Era uma vez uma máquina na padaria

Edifício de São Roque foi demolido em Setembro, por segurança. Sete meses depois, resta ‘uma máquina na padaria’. Mas as obras começam em breve e custam 400 mil, garante a Junta.

21 Abr 2017 / 02:00 H.

Está para muito breve o início dos trabalhos para o prometido arranjo urbanístico na zona do Encontro, em São Roque, no Funchal. As obras que vão garantir outra dignidade a uma das portas de entrada na freguesia fazem parte de um conjunto de promessas que ficaram por cumprir ao longo de vários anos. Mas agora é de vez, acredita o presidente da Junta de Freguesia.

Pedro Gomes garante que tem insistido com o Governo Regional para que o arranjo prometido em Setembro fosse rapidamente iniciado. No entanto, só ontem, um dia depois de o DIÁRIO ter questionado a Secretaria Regional dos Assuntos Parlamentares e Europeus, é que o autarca social-democrata teve luz verde. O projecto está concluído e as obras começam em breve, diz Pedro Gomes.

A informação de que dispõe a Junta é que a intervenção para valorizar o centro da freguesia de São Roque tem início para muito breve, mas sem adiantar uma data específica. Conforme previsto e desejado pelo autarca, a obra inclui a construção de uma rotunda, uma zona de estacionamento em frente ao polidesportivo, uma doca com paragem de autocarro, passeios e zonas ajardinadas.

A intervenção, adianta ainda Pedro Gomes, vai custar cerca de 400 mil euros e deverá estar concluída em aproximadamente dois meses.
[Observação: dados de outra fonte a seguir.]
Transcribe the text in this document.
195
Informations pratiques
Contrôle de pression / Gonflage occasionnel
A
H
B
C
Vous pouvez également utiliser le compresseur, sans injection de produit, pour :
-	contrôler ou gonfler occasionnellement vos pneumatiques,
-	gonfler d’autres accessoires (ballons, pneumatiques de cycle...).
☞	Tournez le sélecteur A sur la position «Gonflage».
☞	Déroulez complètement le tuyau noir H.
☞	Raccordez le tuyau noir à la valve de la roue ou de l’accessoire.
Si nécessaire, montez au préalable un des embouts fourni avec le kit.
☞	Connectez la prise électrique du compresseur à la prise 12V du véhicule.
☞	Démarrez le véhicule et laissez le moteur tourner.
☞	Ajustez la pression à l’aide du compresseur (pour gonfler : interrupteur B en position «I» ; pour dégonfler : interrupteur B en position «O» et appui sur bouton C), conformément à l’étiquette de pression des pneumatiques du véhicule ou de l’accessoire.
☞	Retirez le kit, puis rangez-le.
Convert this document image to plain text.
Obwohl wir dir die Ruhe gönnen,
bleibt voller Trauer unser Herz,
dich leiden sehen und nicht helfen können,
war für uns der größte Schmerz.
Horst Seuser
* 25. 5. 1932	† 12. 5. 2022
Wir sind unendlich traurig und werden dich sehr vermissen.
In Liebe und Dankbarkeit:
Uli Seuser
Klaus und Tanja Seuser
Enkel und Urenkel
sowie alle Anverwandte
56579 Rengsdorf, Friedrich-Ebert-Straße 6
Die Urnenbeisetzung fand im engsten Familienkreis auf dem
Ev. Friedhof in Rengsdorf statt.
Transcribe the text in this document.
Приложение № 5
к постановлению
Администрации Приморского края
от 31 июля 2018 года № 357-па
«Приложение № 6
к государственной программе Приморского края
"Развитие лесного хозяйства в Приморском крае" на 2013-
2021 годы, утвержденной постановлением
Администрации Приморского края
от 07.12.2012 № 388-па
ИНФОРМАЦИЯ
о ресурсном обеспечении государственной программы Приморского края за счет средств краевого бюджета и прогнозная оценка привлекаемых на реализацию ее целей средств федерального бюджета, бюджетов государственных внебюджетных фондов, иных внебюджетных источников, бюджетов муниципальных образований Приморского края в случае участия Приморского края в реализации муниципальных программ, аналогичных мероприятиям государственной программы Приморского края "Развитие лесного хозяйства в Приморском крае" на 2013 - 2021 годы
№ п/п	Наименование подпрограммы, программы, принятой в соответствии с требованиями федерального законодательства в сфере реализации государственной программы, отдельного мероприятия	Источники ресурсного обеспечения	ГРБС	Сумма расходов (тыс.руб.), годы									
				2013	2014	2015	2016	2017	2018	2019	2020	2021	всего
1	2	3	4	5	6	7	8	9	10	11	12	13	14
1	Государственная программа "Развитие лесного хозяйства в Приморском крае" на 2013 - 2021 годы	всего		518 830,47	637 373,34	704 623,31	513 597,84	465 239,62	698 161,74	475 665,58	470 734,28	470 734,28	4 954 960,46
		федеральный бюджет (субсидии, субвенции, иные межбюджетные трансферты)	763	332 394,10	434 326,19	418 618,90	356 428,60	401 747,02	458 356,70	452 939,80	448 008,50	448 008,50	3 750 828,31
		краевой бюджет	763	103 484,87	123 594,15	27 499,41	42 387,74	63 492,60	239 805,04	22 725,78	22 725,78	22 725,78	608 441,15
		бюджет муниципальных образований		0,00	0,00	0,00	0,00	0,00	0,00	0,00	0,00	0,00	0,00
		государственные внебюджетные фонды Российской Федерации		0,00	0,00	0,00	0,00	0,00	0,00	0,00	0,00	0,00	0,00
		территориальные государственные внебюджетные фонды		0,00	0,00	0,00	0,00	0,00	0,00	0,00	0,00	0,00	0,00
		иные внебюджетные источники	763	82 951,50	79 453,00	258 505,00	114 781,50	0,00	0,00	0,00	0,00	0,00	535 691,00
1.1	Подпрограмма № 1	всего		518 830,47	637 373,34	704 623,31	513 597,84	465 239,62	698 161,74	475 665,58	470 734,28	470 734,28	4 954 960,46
Os detalhes de que dispõe a Junta de Freguesia completam a informação solicitada ainda esta quarta-feira à Secretaria Regional que tem a tutela das obras públicas. Do gabinete de Sérgio Marques soubemos apenas que a intervenção prometida em Setembro estava “em projecto”.

A entidade que no Verão passado decidiu demolir o imóvel e prometeu um arranjo urbanístico para breve, reconhece que a estratégia para o local é a mesma mas que está tudo dependente de projecto. “Nada foi avançado” até ao momento e “não há data absolutamente nenhuma” para as obras que prometiam mudar a face de uma das principais entradas naquela localidade, disse a Secretaria esta quarta-feira.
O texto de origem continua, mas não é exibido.